We investigated the impacts of spherical and triangular-plate-shaped lipid-coated silver nanoparticles (AgNPs) designed to prevent surface oxidation and silver ion (Ag+) dissolution in a small-scale microcosm to examine the role of shape and surface functionalization on biological interactions. Exposures were conducted in microcosms consisting of algae, bacteria, crustaceans, and fish embryos. Each microcosm was exposed to one of five surface chemistries within each shape profile (at 0, 0.1, or 0.5 mg Ag/L) to investigate the role of shape and surface composition on organismal uptake and toxicity.

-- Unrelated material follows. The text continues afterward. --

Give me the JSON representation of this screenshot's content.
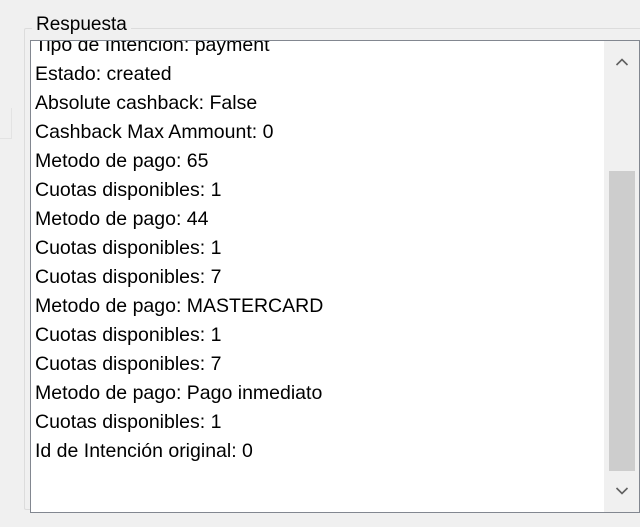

The hybrid lipid-coated AgNPs did not result in any significant release of Ag+ and had the most significant toxicity to D. magna, the most sensitive species, although the bacterial population growth rate was reduced in all exposures. Despite AgNPs resulting in increasing algal growth over the experiment, we found no correlation between algal growth and the survival of D. magna, suggesting that the impacts of the AgNPs on bacterial survival influenced algal growth rates. No significant impacts on zebrafish embryos were noted in any exposure. Our results demonstrate that the size, shape, and surface chemistry of AgNPs can be engineered to achieve specific goals while mitigating nanoparticle risks.

Keywords: Daphnia; algae; bacteria; lipid membranes; lipid nanoparticles; microcosm; silver ion release; surface oxidation; zebrafish.